Unter Berücksichtigung der vorliegenden Zahlen wurde dieser Frage nachgegangen und die mögliche Situation im Jahre 2060 mit Hilfe eines mathematischen Modells untersucht. Demnach würde die Anzahl an Kindern und Jugendlichen mit Typ-1-Diabetes im Vergleich zum Jahr 2017 um 60 Prozent zunehmen – bei Typ-2-Diabetes sogar um 600 Prozent. Ausgehend von dieser Projektion gäbe es in den USA im Jahre 2060 fast 500.000 Kinder und Jugendliche, die von Diabetes betroffen wären. Dabei wären fast genauso viele Kinder und Jugendliche von Typ-2-Diabetes betroffen, wie von Typ-1-Diabetes. Eine weitere Facette dieser Zukunftsperspektive demonstriert, dass sich die ethnischen Disparitäten in der Diabetesprävalenz erheblich vergrößern werden.
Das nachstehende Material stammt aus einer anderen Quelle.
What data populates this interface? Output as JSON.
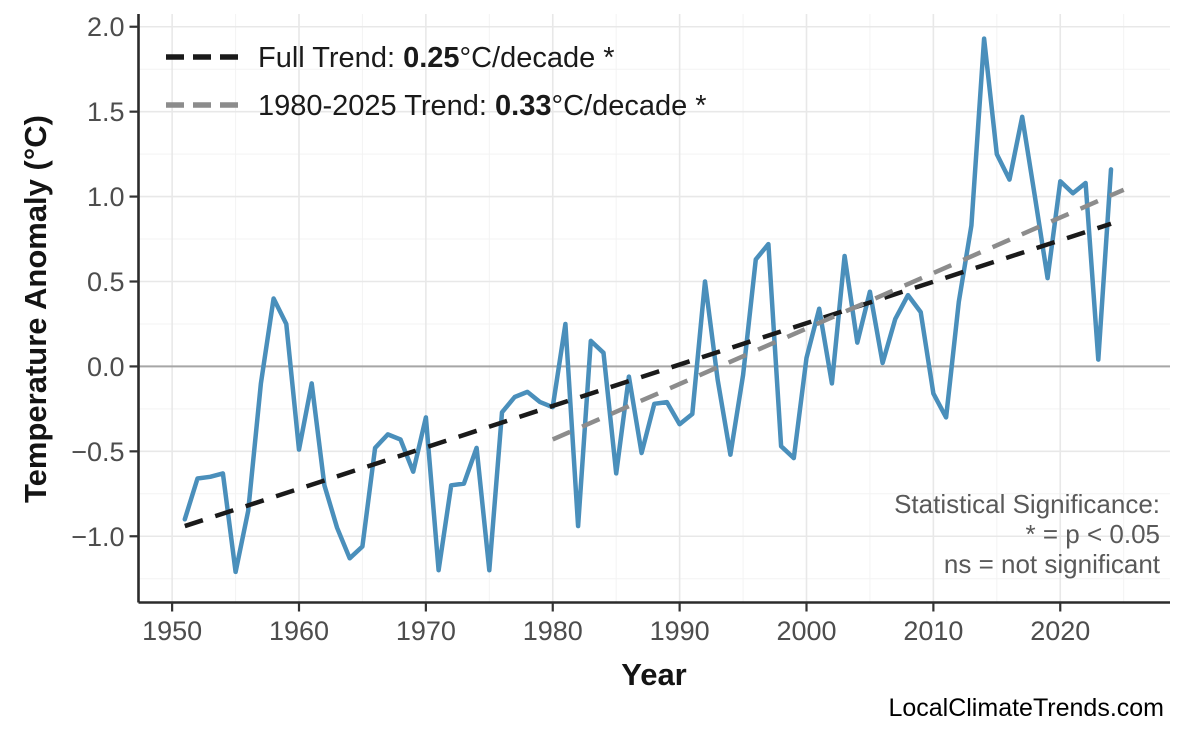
{
  "watermark": "LocalClimateTrends.com",
  "chart_data": {
    "type": "line",
    "title": "",
    "xlabel": "Year",
    "ylabel": "Temperature Anomaly (°C)",
    "xlim": [
      1947.35,
      2028.65
    ],
    "ylim": [
      -1.39,
      2.075
    ],
    "grid": "major light-gray on white, faint minor gridlines",
    "legend_position": "top-left inside panel",
    "colors": {
      "series": "#4A8FBB",
      "full_trend": "#1a1a1a",
      "recent_trend": "#8c8c8c",
      "zero_line": "#a6a6a6",
      "grid_major": "#e8e8e8",
      "grid_minor": "#f3f3f3",
      "axis_line": "#2b2b2b",
      "tick_text": "#4d4d4d",
      "annotation_text": "#595959"
    },
    "x_ticks": [
      {
        "v": 1950,
        "label": "1950"
      },
      {
        "v": 1960,
        "label": "1960"
      },
      {
        "v": 1970,
        "label": "1970"
      },
      {
        "v": 1980,
        "label": "1980"
      },
      {
        "v": 1990,
        "label": "1990"
      },
      {
        "v": 2000,
        "label": "2000"
      },
      {
        "v": 2010,
        "label": "2010"
      },
      {
        "v": 2020,
        "label": "2020"
      }
    ],
    "y_ticks": [
      {
        "v": 2.0,
        "label": "2.0"
      },
      {
        "v": 1.5,
        "label": "1.5"
      },
      {
        "v": 1.0,
        "label": "1.0"
      },
      {
        "v": 0.5,
        "label": "0.5"
      },
      {
        "v": 0.0,
        "label": "0.0"
      },
      {
        "v": -0.5,
        "label": "−0.5"
      },
      {
        "v": -1.0,
        "label": "−1.0"
      }
    ],
    "x_minor_ticks": [
      1955,
      1965,
      1975,
      1985,
      1995,
      2005,
      2015,
      2025
    ],
    "y_minor_ticks": [
      -1.25,
      -0.75,
      -0.25,
      0.25,
      0.75,
      1.25,
      1.75
    ],
    "zero_reference_line": 0.0,
    "x": [
      1951,
      1952,
      1953,
      1954,
      1955,
      1956,
      1957,
      1958,
      1959,
      1960,
      1961,
      1962,
      1963,
      1964,
      1965,
      1966,
      1967,
      1968,
      1969,
      1970,
      1971,
      1972,
      1973,
      1974,
      1975,
      1976,
      1977,
      1978,
      1979,
      1980,
      1981,
      1982,
      1983,
      1984,
      1985,
      1986,
      1987,
      1988,
      1989,
      1990,
      1991,
      1992,
      1993,
      1994,
      1995,
      1996,
      1997,
      1998,
      1999,
      2000,
      2001,
      2002,
      2003,
      2004,
      2005,
      2006,
      2007,
      2008,
      2009,
      2010,
      2011,
      2012,
      2013,
      2014,
      2015,
      2016,
      2017,
      2018,
      2019,
      2020,
      2021,
      2022,
      2023,
      2024
    ],
    "series": [
      {
        "name": "annual temperature anomaly",
        "color": "#4A8FBB",
        "values": [
          -0.9,
          -0.66,
          -0.65,
          -0.63,
          -1.21,
          -0.85,
          -0.1,
          0.4,
          0.25,
          -0.49,
          -0.1,
          -0.7,
          -0.95,
          -1.13,
          -1.06,
          -0.48,
          -0.4,
          -0.43,
          -0.62,
          -0.3,
          -1.2,
          -0.7,
          -0.69,
          -0.48,
          -1.2,
          -0.27,
          -0.18,
          -0.15,
          -0.21,
          -0.24,
          0.25,
          -0.94,
          0.15,
          0.08,
          -0.63,
          -0.06,
          -0.51,
          -0.22,
          -0.21,
          -0.34,
          -0.28,
          0.5,
          -0.08,
          -0.52,
          -0.05,
          0.63,
          0.72,
          -0.47,
          -0.54,
          0.05,
          0.34,
          -0.1,
          0.65,
          0.14,
          0.44,
          0.02,
          0.28,
          0.42,
          0.32,
          -0.16,
          -0.3,
          0.38,
          0.83,
          1.93,
          1.25,
          1.1,
          1.47,
          1.0,
          0.52,
          1.09,
          1.02,
          1.08,
          0.04,
          1.16
        ]
      }
    ],
    "trends": [
      {
        "name": "full trend",
        "rate_per_decade": 0.25,
        "x": [
          1951,
          2024
        ],
        "values": [
          -0.94,
          0.84
        ],
        "color": "#1a1a1a",
        "style": "dashed"
      },
      {
        "name": "1980-2025 trend",
        "rate_per_decade": 0.33,
        "x": [
          1980,
          2025
        ],
        "values": [
          -0.43,
          1.04
        ],
        "color": "#8c8c8c",
        "style": "dashed"
      }
    ],
    "legend": {
      "entries": [
        {
          "prefix": "Full Trend: ",
          "value": "0.25",
          "suffix": "°C/decade *",
          "color": "#1a1a1a"
        },
        {
          "prefix": "1980-2025 Trend: ",
          "value": "0.33",
          "suffix": "°C/decade *",
          "color": "#8c8c8c"
        }
      ]
    },
    "annotations": {
      "lines": [
        "Statistical Significance:",
        "* = p < 0.05",
        "ns = not significant"
      ]
    }
  }
}
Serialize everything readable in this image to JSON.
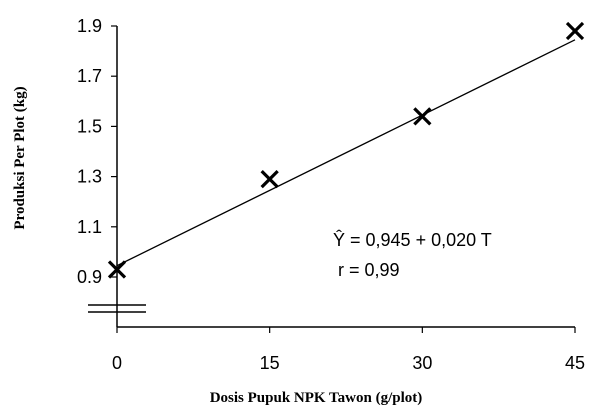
{
  "chart_data": {
    "type": "scatter",
    "title": "",
    "xlabel": "Dosis Pupuk NPK Tawon (g/plot)",
    "ylabel": "Produksi Per Plot (kg)",
    "x_ticks": [
      "0",
      "15",
      "30",
      "45"
    ],
    "y_ticks": [
      "0.9",
      "1.1",
      "1.3",
      "1.5",
      "1.7",
      "1.9"
    ],
    "xlim": [
      0,
      45
    ],
    "ylim": [
      0.75,
      1.9
    ],
    "y_axis_break": true,
    "grid": false,
    "marker": "x",
    "series": [
      {
        "x": [
          0,
          15,
          30,
          45
        ],
        "y": [
          0.93,
          1.29,
          1.54,
          1.88
        ]
      }
    ],
    "trendline": {
      "intercept": 0.945,
      "slope": 0.02,
      "equation": "Ŷ = 0,945  + 0,020 T",
      "r_label": "r = 0,99"
    }
  }
}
So wäre im Jahre 2060 die Wahrscheinlichkeit an Typ-2-Diabetes erkrankt zu sein bei afroamerikanischen Jugendlichen 30- bis 40-mal höher als bei weißen Teenagern, wenn sich die aktuellen Trends fortsetzen. „Wenn unsere Prognosen zutreffen, ist mit einem steigenden Bedarf an pädiatrischen Diabetes-Spezialisten, medizinischen Geräten und Programmen zur Optimierung der Blutglukosekontrolle und Vermeidung von Komplikationen zu rechnen“, erklärt Dr. Tönnies und fährt fort. „Dies wird zu steigenden Kosten für die Gesundheitsversorgung führen, was bedeutet, dass entsprechende Ressourcen in absehbarer Zeit eingeplant werden sollten.“
Noch ist dies nur ein mögliches Szenario für die Zukunft, welches nicht zwangsläufig eintreten muss. Doch ohne Interventionen wird die Zahl der Kinder und Jugendlichen mit Diabetes in den kommenden Jahren mit großer Wahrscheinlichkeit ansteigen. „Daraus können wir ableiten, dass die erste Priorität darin bestehen sollte, so schnell wie möglich effektive präventive Interventionen zu implementieren. In diesem Zusammenhang könnten verstärkte Bemühungen um einen gesunden Lebensstil – der auf mehr körperliche Aktivität und gesunde Ernährung abzielt – eine Option sein“, so Dr. Tönnies. „Diese könnten sich an die Allgemeinbevölkerung, aber auch an sogenannte Hochrisikogruppen richten. Darüber hinaus gehe ich davon aus, dass umfassende Strategien auf Bevölkerungsebene, die die sozialen Determinanten von Diabetes berücksichtigen, erforderlich sind, um die Richtung der zukünftigen Trends bedeutsam zu ändern.“ Die Studie wurde bereits auf der Tagung der Amerikanischen Diabetes Gesellschaft (American Diabetes Association) vorgestellt und dort zu einem Highlight gekürt. In diesem Zusammenhang wurde ein Interview mit Dr. Tönnies durchgeführt.